The organization Frontline Defenders has consistently expressed these concerns in its yearly publication, “Global Analysis,” which monitors and documents threats to human rights defenders and environmental activists worldwide. Compared to other reports, there is limited coverage of the African continent, except for the Democratic Republic of the Congo (DRC), which tends to receive more publicity. This is because the DRC is one of the countries where rangers and forest guards are specifically targeted, and many of them are killed each year. As a result, reports of these killings are disseminated in the media more quickly than those involving other activists working on human rights and environmental justice at the local and community levels.

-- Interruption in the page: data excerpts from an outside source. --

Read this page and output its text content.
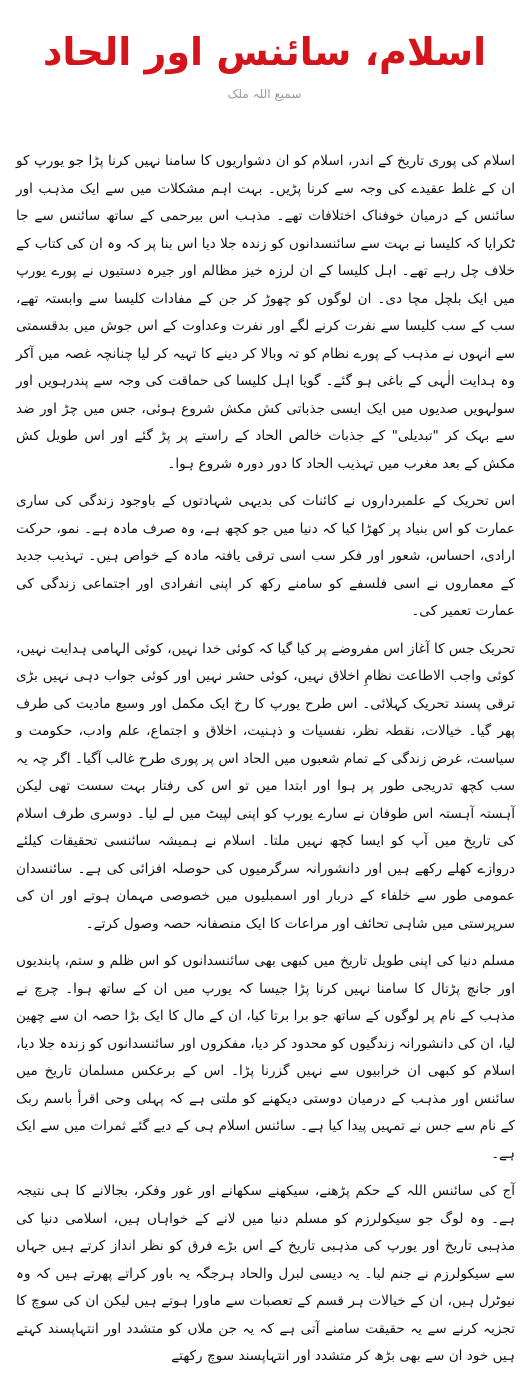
اسلام، سائنس اور الحاد
سمیع اللہ ملک

اسلام کی پوری تاریخ کے اندر، اسلام کو ان دشواریوں کا سامنا نہیں کرنا پڑا جو یورپ کو ان کے غلط عقیدے کی وجہ سے کرنا پڑیں۔ بہت اہم مشکلات میں سے ایک مذہب اور سائنس کے درمیان خوفناک اختلافات تھے۔ مذہب اس بیرحمی کے ساتھ سائنس سے جا ٹکرایا کہ کلیسا نے بہت سے سائنسدانوں کو زندہ جلا دیا اس بنا پر کہ وہ ان کی کتاب کے خلاف چل رہے تھے۔ اہل کلیسا کے ان لرزہ خیز مظالم اور جیرہ دستیوں نے پورے یورپ میں ایک بلچل مچا دی۔ ان لوگوں کو چھوڑ کر جن کے مفادات کلیسا سے وابستہ تھے، سب کے سب کلیسا سے نفرت کرنے لگے اور نفرت وعداوت کے اس جوش میں بدقسمتی سے انہوں نے مذہب کے پورے نظام کو تہ وبالا کر دینے کا تہیہ کر لیا چنانچہ غصہ میں آکر وہ ہدایت الٰہی کے باغی ہو گئے۔ گویا اہل کلیسا کی حماقت کی وجہ سے پندرہویں اور سولہویں صدیوں میں ایک ایسی جذباتی کش مکش شروع ہوئی، جس میں چڑ اور ضد سے بہک کر "تبدیلی" کے جذبات خالص الحاد کے راستے پر پڑ گئے اور اس طویل کش مکش کے بعد مغرب میں تہذیب الحاد کا دور دورہ شروع ہوا۔

اس تحریک کے علمبرداروں نے کائنات کی بدیہی شہادتوں کے باوجود زندگی کی ساری عمارت کو اس بنیاد پر کھڑا کیا کہ دنیا میں جو کچھ ہے، وہ صرف مادہ ہے۔ نمو، حرکت ارادی، احساس، شعور اور فکر سب اسی ترقی یافتہ مادہ کے خواص ہیں۔ تہذیب جدید کے معماروں نے اسی فلسفے کو سامنے رکھ کر اپنی انفرادی اور اجتماعی زندگی کی عمارت تعمیر کی۔

تحریک جس کا آغاز اس مفروضے پر کیا گیا کہ کوئی خدا نہیں، کوئی الہامی ہدایت نہیں، کوئی واجب الاطاعت نظامِ اخلاق نہیں، کوئی حشر نہیں اور کوئی جواب دہی نہیں بڑی ترقی پسند تحریک کہلائی۔ اس طرح یورپ کا رخ ایک مکمل اور وسیع مادیت کی طرف پھر گیا۔ خیالات، نقطہ نظر، نفسیات و ذہنیت، اخلاق و اجتماع، علم وادب، حکومت و سیاست، غرض زندگی کے تمام شعبوں میں الحاد اس پر پوری طرح غالب آگیا۔ اگر چہ یہ سب کچھ تدریجی طور پر ہوا اور ابتدا میں تو اس کی رفتار بہت سست تھی لیکن آہستہ آہستہ اس طوفان نے سارے یورپ کو اپنی لپیٹ میں لے لیا۔ دوسری طرف اسلام کی تاریخ میں آپ کو ایسا کچھ نہیں ملتا۔ اسلام نے ہمیشہ سائنسی تحقیقات کیلئے دروازے کھلے رکھے ہیں اور دانشورانہ سرگرمیوں کی حوصلہ افزائی کی ہے۔ سائنسدان عمومی طور سے خلفاء کے دربار اور اسمبلیوں میں خصوصی مہمان ہوتے اور ان کی سرپرستی میں شاہی تحائف اور مراعات کا ایک منصفانہ حصہ وصول کرتے۔

مسلم دنیا کی اپنی طویل تاریخ میں کبھی بھی سائنسدانوں کو اس ظلم و ستم، پابندیوں اور جانچ پڑتال کا سامنا نہیں کرنا پڑا جیسا کہ یورپ میں ان کے ساتھ ہوا۔ چرچ نے مذہب کے نام پر لوگوں کے ساتھ جو برا برتا کیا، ان کے مال کا ایک بڑا حصہ ان سے چھین لیا، ان کی دانشورانہ زندگیوں کو محدود کر دیا، مفکروں اور سائنسدانوں کو زندہ جلا دیا، اسلام کو کبھی ان خرابیوں سے نہیں گزرنا پڑا۔ اس کے برعکس مسلمان تاریخ میں سائنس اور مذہب کے درمیان دوستی دیکھنے کو ملتی ہے کہ پہلی وحی اقرأ باسم ربک کے نام سے جس نے تمہیں پیدا کیا ہے۔ سائنس اسلام ہی کے دیے گئے ثمرات میں سے ایک ہے۔

آج کی سائنس اللہ کے حکم پڑھنے، سیکھنے سکھانے اور غور وفکر، بجالانے کا ہی نتیجہ ہے۔ وہ لوگ جو سیکولرزم کو مسلم دنیا میں لانے کے خواہاں ہیں، اسلامی دنیا کی مذہبی تاریخ اور یورپ کی مذہبی تاریخ کے اس بڑے فرق کو نظر انداز کرتے ہیں جہاں سے سیکولرزم نے جنم لیا۔ یہ دیسی لبرل والحاد ہرجگہ یہ باور کراتے پھرتے ہیں کہ وہ نیوٹرل ہیں، ان کے خیالات ہر قسم کے تعصبات سے ماورا ہوتے ہیں لیکن ان کی سوچ کا تجزیہ کرنے سے یہ حقیقت سامنے آتی ہے کہ یہ جن ملاں کو متشدد اور انتہاپسند کہتے ہیں خود ان سے بھی بڑھ کر متشدد اور انتہاپسند سوچ رکھتے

To enhance the conditions of human rights defenders and environmental activists in DR Congo, it is crucial for development partners, especially international donors, to reassess the implementation of their operations. Donors should focus on supporting initiatives headed by local organizations and enhancing the capabilities of their recipients to effectively implement and oversee projects aimed at addressing the challenges encountered by civil society communities. Bringing in trainers and experts from Europe or America to conduct capacity-building workshops for local organizations may not be the answer, but might rather hinder the development of local organizations. Many international donors require organizations to have received a substantial amount of donations in the past to qualify for funding. This practice can make it difficult for activist groups and local organizations to access resources if they lack a history of previous donations. This situation will persistently impact the circumstances of defenders and activists in the DRC, hindering any enhancement in the ability of groups and organizations to record and protect human rights.

Readers of this post should be aware of the challenging circumstances in the Democratic Republic of the Congo and the marginalization of activists who need crucial help.

We can collaborate to reform systems and enhance conditions on the ground due to the heightened attention on the Democratic Republic of Congo’s biodiversity, mineral deposits, armed groups, and international mining companies, which pose threats to the security and operations of human rights defenders and activists.